There will be other ship visits but not necessarily regular."The easiest thing for anyone to say is No and sometimes getting to Yes can be a long and difficult process," Gilbert said today. "Once the parties understood what it meant, how it would be handled and what it meant for the relationship, we got everybody to Yes. But it took a very long time with behind the scenes discussions." Asked if he believed it would be start of regular visits or just a one-off, Gilbert said: "I don't think it will be either. There will be other ship visits but not necessarily regular." It was nothing to do with the relationship but was more about where ships would be travelling to. The relationship was strong enough that no single problem could affect it. "There could be an issue New Zealand the United States completely disagree on but it is not going to affect the relationship because the contacts on both sides have become so solid that you don't have to worry about one issue completely turning upside down the entire relationship," he said. Gilbert, a former professional baseball player with the Chicago White Sox, was a major fundraiser for Obama, and is also a friend. He said it was usual for the team of political appointees of a different party to end their terms on the same date as the president who appointed them - the unusual aspect of the transition was the refusal to have any extension at all.
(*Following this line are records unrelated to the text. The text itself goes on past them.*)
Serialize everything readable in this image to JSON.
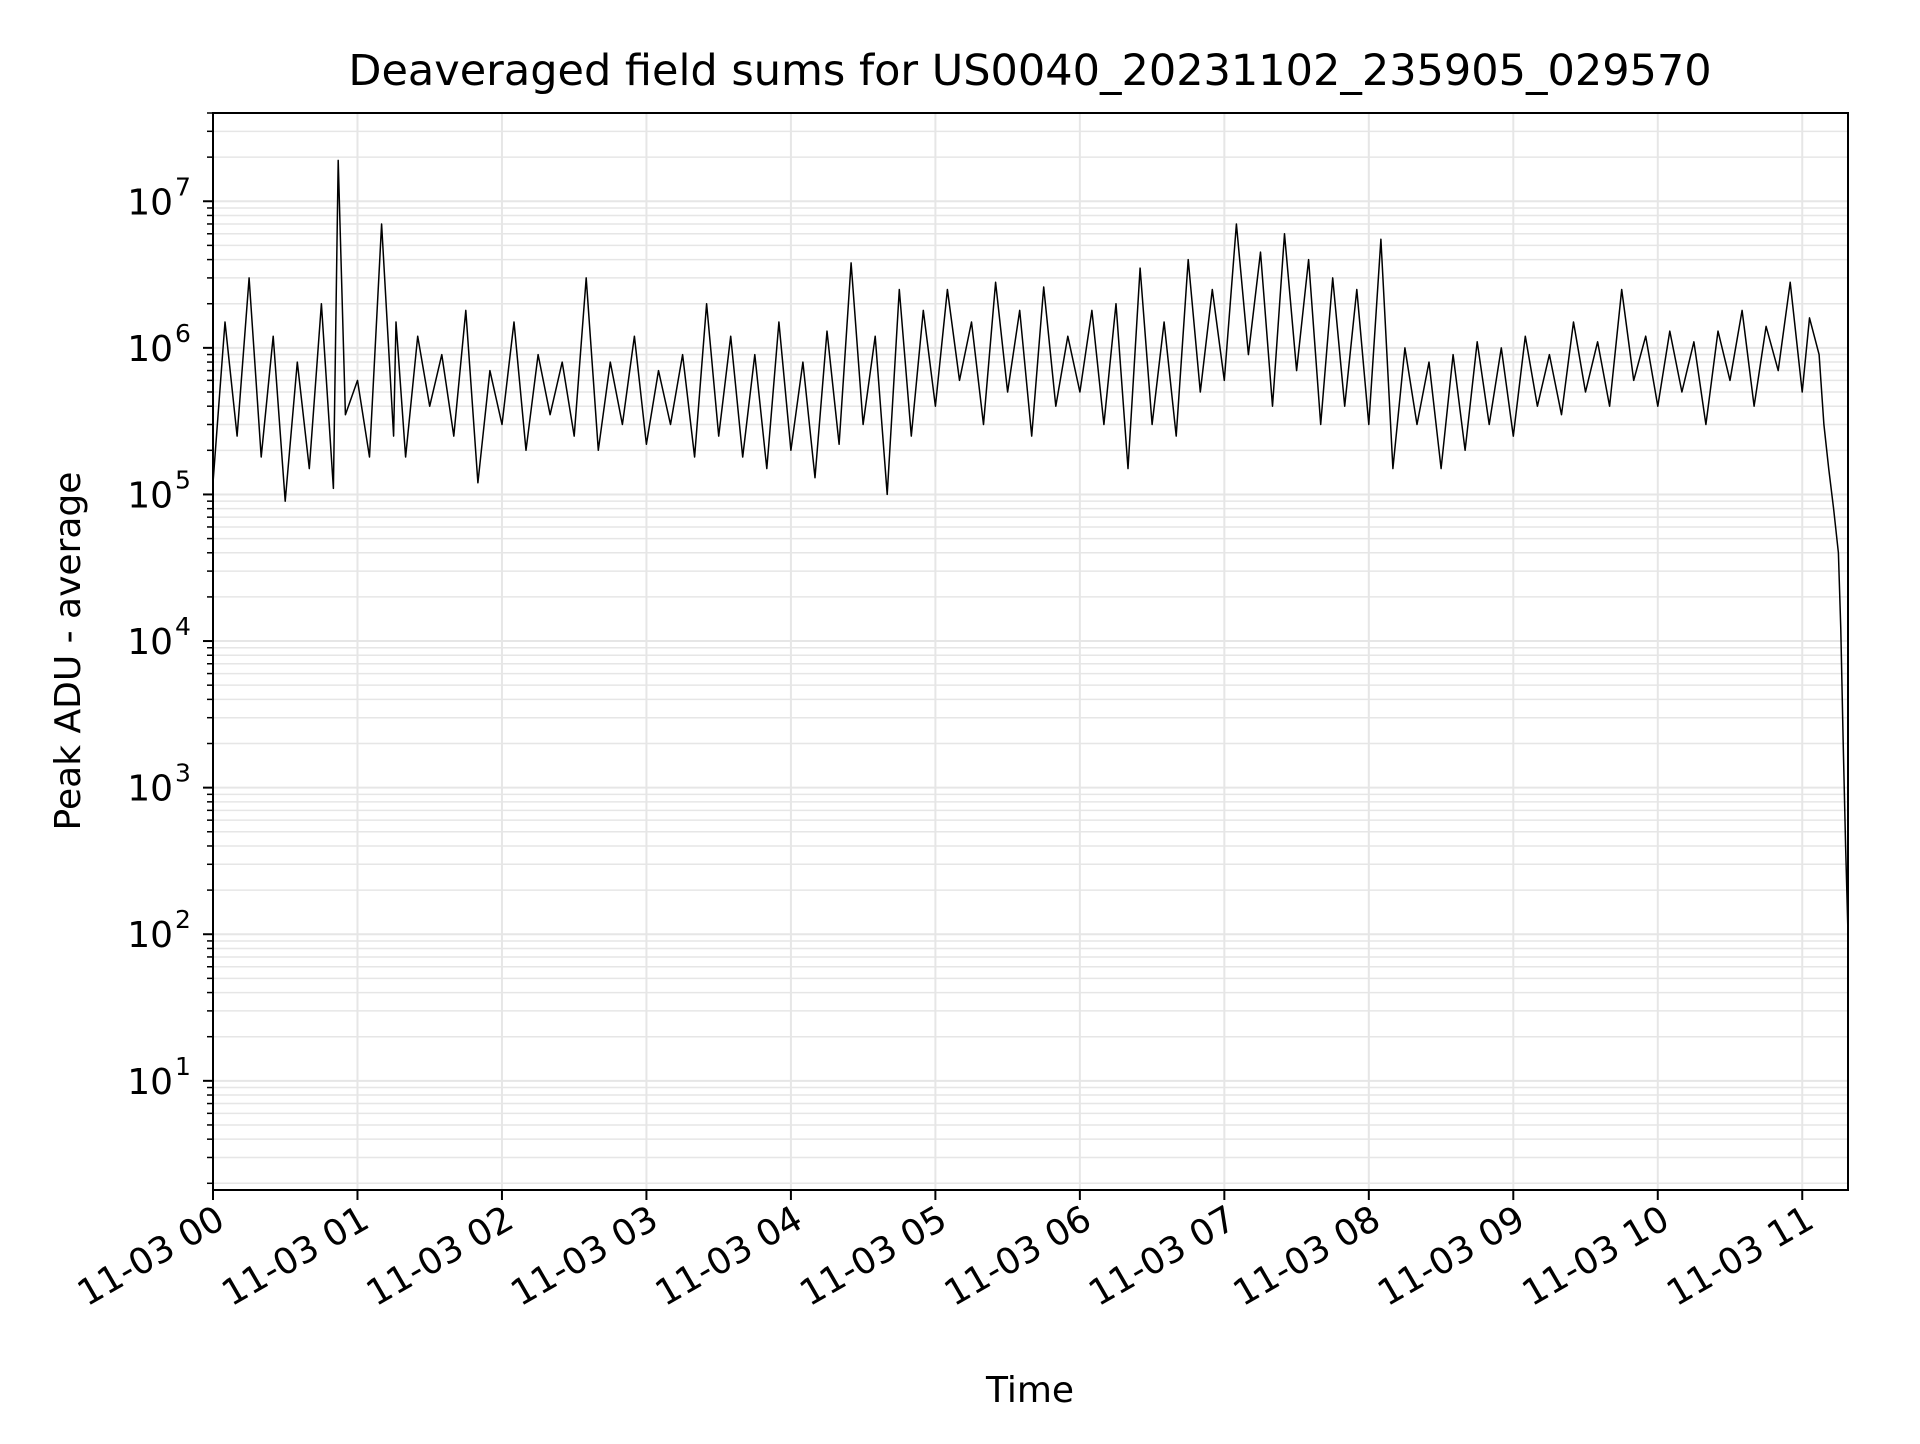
{
  "chart_data": {
    "type": "line",
    "title": "Deaveraged field sums for US0040_20231102_235905_029570",
    "xlabel": "Time",
    "ylabel": "Peak ADU - average",
    "yscale": "log",
    "ylim": [
      1.8,
      40000000
    ],
    "xlim": [
      "2023-11-03 00:00",
      "2023-11-03 11:19"
    ],
    "grid": true,
    "line_color": "#000000",
    "grid_color": "#e6e6e6",
    "x_ticks": [
      {
        "at": "2023-11-03 00:00",
        "label": "11-03 00"
      },
      {
        "at": "2023-11-03 01:00",
        "label": "11-03 01"
      },
      {
        "at": "2023-11-03 02:00",
        "label": "11-03 02"
      },
      {
        "at": "2023-11-03 03:00",
        "label": "11-03 03"
      },
      {
        "at": "2023-11-03 04:00",
        "label": "11-03 04"
      },
      {
        "at": "2023-11-03 05:00",
        "label": "11-03 05"
      },
      {
        "at": "2023-11-03 06:00",
        "label": "11-03 06"
      },
      {
        "at": "2023-11-03 07:00",
        "label": "11-03 07"
      },
      {
        "at": "2023-11-03 08:00",
        "label": "11-03 08"
      },
      {
        "at": "2023-11-03 09:00",
        "label": "11-03 09"
      },
      {
        "at": "2023-11-03 10:00",
        "label": "11-03 10"
      },
      {
        "at": "2023-11-03 11:00",
        "label": "11-03 11"
      }
    ],
    "y_ticks": [
      {
        "value": 10,
        "base": "10",
        "exp": "1"
      },
      {
        "value": 100,
        "base": "10",
        "exp": "2"
      },
      {
        "value": 1000,
        "base": "10",
        "exp": "3"
      },
      {
        "value": 10000,
        "base": "10",
        "exp": "4"
      },
      {
        "value": 100000,
        "base": "10",
        "exp": "5"
      },
      {
        "value": 1000000,
        "base": "10",
        "exp": "6"
      },
      {
        "value": 10000000,
        "base": "10",
        "exp": "7"
      }
    ],
    "series": [
      {
        "x": [
          "00:00",
          "00:05",
          "00:10",
          "00:15",
          "00:20",
          "00:25",
          "00:30",
          "00:35",
          "00:40",
          "00:45",
          "00:50",
          "00:52",
          "00:55",
          "01:00",
          "01:05",
          "01:10",
          "01:15",
          "01:16",
          "01:20",
          "01:25",
          "01:30",
          "01:35",
          "01:40",
          "01:45",
          "01:50",
          "01:55",
          "02:00",
          "02:05",
          "02:10",
          "02:15",
          "02:20",
          "02:25",
          "02:30",
          "02:35",
          "02:40",
          "02:45",
          "02:50",
          "02:55",
          "03:00",
          "03:05",
          "03:10",
          "03:15",
          "03:20",
          "03:25",
          "03:30",
          "03:35",
          "03:40",
          "03:45",
          "03:50",
          "03:55",
          "04:00",
          "04:05",
          "04:10",
          "04:15",
          "04:20",
          "04:25",
          "04:30",
          "04:35",
          "04:40",
          "04:45",
          "04:50",
          "04:55",
          "05:00",
          "05:05",
          "05:10",
          "05:15",
          "05:20",
          "05:25",
          "05:30",
          "05:35",
          "05:40",
          "05:45",
          "05:50",
          "05:55",
          "06:00",
          "06:05",
          "06:10",
          "06:15",
          "06:20",
          "06:25",
          "06:30",
          "06:35",
          "06:40",
          "06:45",
          "06:50",
          "06:55",
          "07:00",
          "07:05",
          "07:10",
          "07:15",
          "07:20",
          "07:25",
          "07:30",
          "07:35",
          "07:40",
          "07:45",
          "07:50",
          "07:55",
          "08:00",
          "08:05",
          "08:10",
          "08:15",
          "08:20",
          "08:25",
          "08:30",
          "08:35",
          "08:40",
          "08:45",
          "08:50",
          "08:55",
          "09:00",
          "09:05",
          "09:10",
          "09:15",
          "09:20",
          "09:25",
          "09:30",
          "09:35",
          "09:40",
          "09:45",
          "09:50",
          "09:55",
          "10:00",
          "10:05",
          "10:10",
          "10:15",
          "10:20",
          "10:25",
          "10:30",
          "10:35",
          "10:40",
          "10:45",
          "10:50",
          "10:55",
          "11:00",
          "11:03",
          "11:05",
          "11:07",
          "11:09",
          "11:11",
          "11:13",
          "11:15",
          "11:16",
          "11:17",
          "11:18",
          "11:19"
        ],
        "values": [
          120000,
          1500000,
          250000,
          3000000,
          180000,
          1200000,
          90000,
          800000,
          150000,
          2000000,
          110000,
          19000000,
          350000,
          600000,
          180000,
          7000000,
          250000,
          1500000,
          180000,
          1200000,
          400000,
          900000,
          250000,
          1800000,
          120000,
          700000,
          300000,
          1500000,
          200000,
          900000,
          350000,
          800000,
          250000,
          3000000,
          200000,
          800000,
          300000,
          1200000,
          220000,
          700000,
          300000,
          900000,
          180000,
          2000000,
          250000,
          1200000,
          180000,
          900000,
          150000,
          1500000,
          200000,
          800000,
          130000,
          1300000,
          220000,
          3800000,
          300000,
          1200000,
          100000,
          2500000,
          250000,
          1800000,
          400000,
          2500000,
          600000,
          1500000,
          300000,
          2800000,
          500000,
          1800000,
          250000,
          2600000,
          400000,
          1200000,
          500000,
          1800000,
          300000,
          2000000,
          150000,
          3500000,
          300000,
          1500000,
          250000,
          4000000,
          500000,
          2500000,
          600000,
          7000000,
          900000,
          4500000,
          400000,
          6000000,
          700000,
          4000000,
          300000,
          3000000,
          400000,
          2500000,
          300000,
          5500000,
          150000,
          1000000,
          300000,
          800000,
          150000,
          900000,
          200000,
          1100000,
          300000,
          1000000,
          250000,
          1200000,
          400000,
          900000,
          350000,
          1500000,
          500000,
          1100000,
          400000,
          2500000,
          600000,
          1200000,
          400000,
          1300000,
          500000,
          1100000,
          300000,
          1300000,
          600000,
          1800000,
          400000,
          1400000,
          700000,
          2800000,
          500000,
          1600000,
          1200000,
          900000,
          300000,
          150000,
          80000,
          40000,
          12000,
          2000,
          400,
          100
        ]
      }
    ]
  }
}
The contacts on both sides have become so solid that you don't have to worry about one issue completely turning upside down the entire relationship.He didn't know if concerns about Donald Trump as President were justified. "The jury is going to be out but hopefully he'll do a good job. Hopefully it will be great for America. I'm sure the relationship between New Zealand and the United States will continue to grow and grow in the right direction." Gilbert said the appointment of New Zealand businessman Chris Liddell as an assistant to Trump in the White House could only help the relationship with New Zealand. Gilbert and his wife, Nancy, have had a month of saying goodbye at functions over the country, at which Nancy has been collecting hundreds of Air NZ boarding passes for a special project back home. She is going to decorate a wall with them in her Florida home - near Donald Trump's Mar-a-Lago in Palm Beach. "I'm actually taking the boarding passes on my carry-on luggage," she says. The couple will leave Auckland on Friday night after hosting a farewell function in Wellington. Nancy Gilbert says she would remember the Kiwi character as being "kind and fun" as well as "curious." "It might be by virtue of the location of New Zealand on the planet that when you are far from others, you develop a spirit of curiosity to see what else is going on out there and the sense of adventure to know that when someone asks you to go for a walk, five hours later you could still be walking." A five-hour flight for New Zealanders was absolutely nothing and was a totally different mindset from most places in America. The highlight of her time here was her own "Wahine Toa" project which recognised emerging Maori women leaders through the country and brought them together for a conference in Auckland in October. "We bought the chief of Native American affairs from the White House, President Obama's special assistant on Native American Affairs, flew over to be the keynote speaker and it was an extraordinary experience both personally and otherwise. It was just very gratifying."